One thing ubiquitously true among sports fans and the media is that we are all prisoners of the moment. Meaning, we have short term memories and tend to base our opinions on only what has most recently happened. Such is the case currently with San Antonio Spurs guard Manu Ginobili, who has received nothing but negativity and criticism because of his inconsistent and overall ineffective play in last month’s NBA Finals. While I agree that Ginobili certainly was not at his best in the Finals, some of the extreme criticism he has received over the past month is way too much. Those calling for Ginobili to retire or saying his contract of $7 million per year over the next two years is “absolutely ludicrous” need to calm down. Ginobili is not done. Here’s why.
The main issue for Ginobili the past few years has been health. When he has been healthy, he has produced. Last season he struggled with his health down the stretch of the regular season and went into the playoffs having not played much the month prior. For much of the playoffs he struggled with rhythm and consistency, and he seemed never to be completely healthy. Going into next season, Ginobili will have had the full summer to rest, recover and refine aspects of his game. Manu isn’t stupid; he realizes he cannot do all of the things he was able to do earlier in his career, particularly slash recklessly to the basket. The best players adapt their game and as they get older, and Ginobili certainly has the ability to do that. Much of his game is based on his passing ability and Basketball IQ, skills he will not lose with age. The addition of Marco Bellineli to the Spurs’ bench will only help Ginobili, as he will have another playmaker on the floor with the second unit, something he has never had the luxury of before.
When taking a close look at Ginobili’s recent numbers, we find his demise has been largely exaggerated. He is only two years removed from being the Spurs’ best player when he averaged 17.4 points per game and 4.9 assists. He won’t approach a point output like that again, but even this past season he put up very good numbers in limited minutes. In January, for example, Ginobili averaged 13 points, four rebounds, four assists, and two steals on 46 percent from the field and 38 percent from three in a little over 22 minutes per game. That’s crazy production in 22 minutes. But of course, no one remembers January, only the erratic and inconsistent Ginobili from the Finals. But is it not feasible that we could see the more effective January version of Ginobili return next year?
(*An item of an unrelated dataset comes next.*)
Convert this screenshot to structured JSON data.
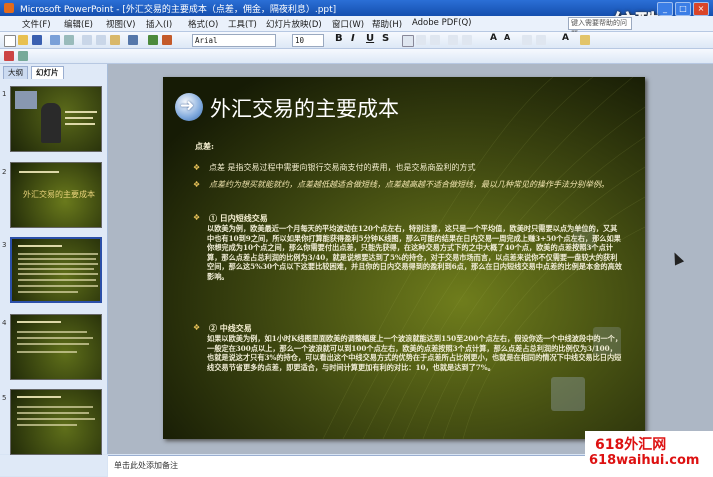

I don’t see why not.
The critics claiming Ginobili is “done” sound eerily similar to those (who are probably many of the same people) who argued Tim Duncan was done in 2011 when the Spurs lost in the first round to the Memphis Grizzlies. Well, as it turns out, Duncan was also injured late in the 2010-2011 regular season and never got fully healthy for the playoffs. But after an offseason of rest and refinement of his game, he was back to being Tim Duncan in 2011-2012. He was even better this season, making the All-NBA first team. Now those people all look foolish. Ginobili won’t make All-NBA first team like Duncan did. But Ginobili, like Duncan, is a future Hall of Famer with a great work ethic. Given that he is able to put his health issues behind him after a summer of rest and regain his rhythm going into next season, he will make the many doubters he has now look foolish and remind us all how good Manu Ginobili truly can be.